Austin grew up next door to a now-defunct pony farm in patriotic, slightly psychotic Jackson County. As a child, he cleaned stalls to earn money to waste on video games.
Occasionally, he and some neighborhood kids would chase down ponies and ride them bareback without aid of bridles.
"We'd grab hold of their manes and ride them until they threw us off," Austin said. "It was fun, but the hard part was catching the mean little (expletive that rhymes with plastered). It took a group effort, like Neanderthals hunting a mammoth. You had to tag team them. There was an art to it."
One day, during a guerrilla-raid pony ride, the pygmy equines exacted revenge.
"There was this kid, Fuzzy, who grew up to be a convicted arsonist," Austin said as he eyeballed the pony ride.
"Fuzzy made the tactical error of getting in between two of the ponies we were holding. One of the ponies spotted Fuzzy out of the corner of his eye and kicked him hard. Then the other pony kicked him right back. They just kept kickin' him back and forth. It was like pony badminton. I watched for as long as I could, and then I had to turn away."

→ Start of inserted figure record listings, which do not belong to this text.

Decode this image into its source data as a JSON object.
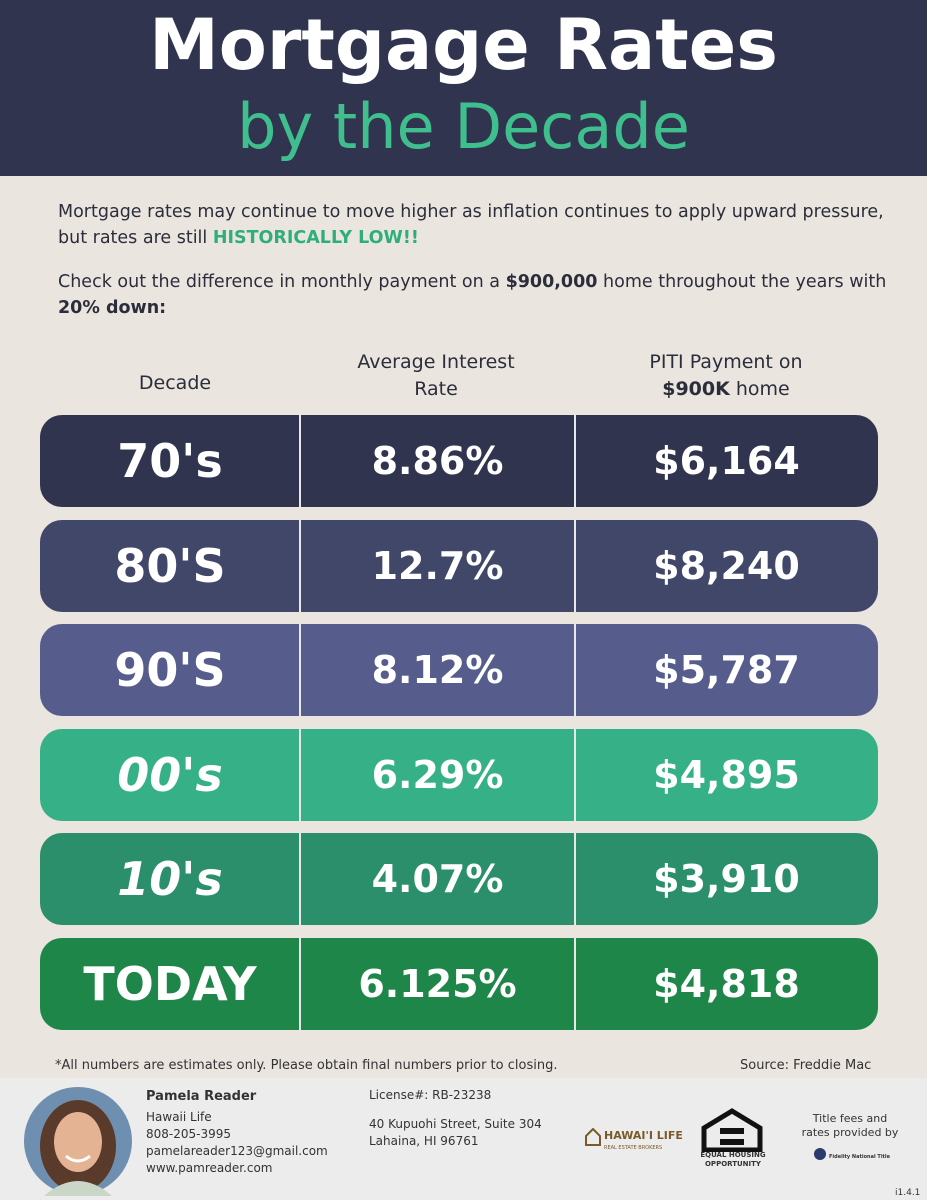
{
  "header": {
    "title": "Mortgage Rates",
    "subtitle": "by the Decade"
  },
  "intro": {
    "p1": [
      "Mortgage rates may continue to move higher as inflation continues to apply upward pressure, but rates are still ",
      "HISTORICALLY LOW!!"
    ],
    "p2": [
      "Check out the difference in monthly payment on a ",
      "$900,000",
      " home throughout the years with ",
      "20% down:"
    ]
  },
  "table": {
    "headers": [
      "Decade",
      "Average Interest Rate",
      [
        "PITI Payment on",
        "$900K",
        " home"
      ]
    ],
    "rows": [
      {
        "cells": [
          "70's",
          "8.86%",
          "$6,164"
        ],
        "color": "#30344f"
      },
      {
        "cells": [
          "80'S",
          "12.7%",
          "$8,240"
        ],
        "color": "#414769"
      },
      {
        "cells": [
          "90'S",
          "8.12%",
          "$5,787"
        ],
        "color": "#565d8c"
      },
      {
        "cells": [
          "00's",
          "6.29%",
          "$4,895"
        ],
        "color": "#36b086"
      },
      {
        "cells": [
          "10's",
          "4.07%",
          "$3,910"
        ],
        "color": "#2a8f6a"
      },
      {
        "cells": [
          "TODAY",
          "6.125%",
          "$4,818"
        ],
        "color": "#1f864a"
      }
    ],
    "footnote": "*All numbers are estimates only. Please obtain final numbers prior to closing.",
    "source": "Source: Freddie Mac"
  },
  "footer": {
    "agent": {
      "name": "Pamela Reader",
      "company": "Hawaii Life",
      "phone": "808-205-3995",
      "email": "pamelareader123@gmail.com",
      "website": "www.pamreader.com"
    },
    "license": "License#: RB-23238",
    "address": [
      "40 Kupuohi Street, Suite 304",
      "Lahaina, HI 96761"
    ],
    "logos": [
      "HAWAI'I LIFE",
      "REAL ESTATE BROKERS",
      "EQUAL HOUSING OPPORTUNITY",
      "Fidelity National Title"
    ],
    "title_credit": "Title fees and rates provided by",
    "version": "i1.4.1"
  }
}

After hearing Austin's tale of the unfortunate future arsonist, I suddenly remembered that I once had a Shetland pony. It was a Christmas gift. Nonreturnable.
Despite my faulty, NutraSweet-soaked memory, I can still remember the names of all the dogs, snakes, turtles, tarantulas, cats, skinks and frogs that I've owned since I was in kindergarten, but I cannot recall that rump-biting pony's name. I've blocked it out. It's a horse with no name. Let's just refer to him as Evil Blowfish Beast, or EBB.
EBB was smart and mean, a bad combo. Assuming you could trick the pony with snacks and cram the bridle bit in his mouth without losing fingertips, when you were fastening the saddle on his back, EBB would extend his belly like a puffer fish.
Later, during the ride, he would suck in his tummy, thus causing the saddle to become loose and slide. He would pick up the trot as the saddle slowly began rotating from the top of the horse to the transmission. Saddle horns should come equipped with eject buttons.
Attempted decapitation was EBB's other speciality. The newly built shed that EBB called home had sharp, low-slung, tin edges. EBB's favorite bedtime story was "The Headless Horseman." The-mad-dash-to-the-shed-of-death move was especially terrifying when EBB was trotted out for rides during birthday parties.
"Everyone has been to that birthday party where a pony runs off with some yowling, terrified reveler," Austin said. "The poor kid is always traumatized. Then his mom has to come pick him up early from the party."
As we sat in the restaurant staring at the ponies, we watched as a young family challenged death, leap-frogging across the eight lanes of traffic, trying to get to the pony ride. After a few near-misses by speeding semis, the family arrived, panting and shaken, and paid for the pony ride.
"Now is when the dangerous part begins," Austin said.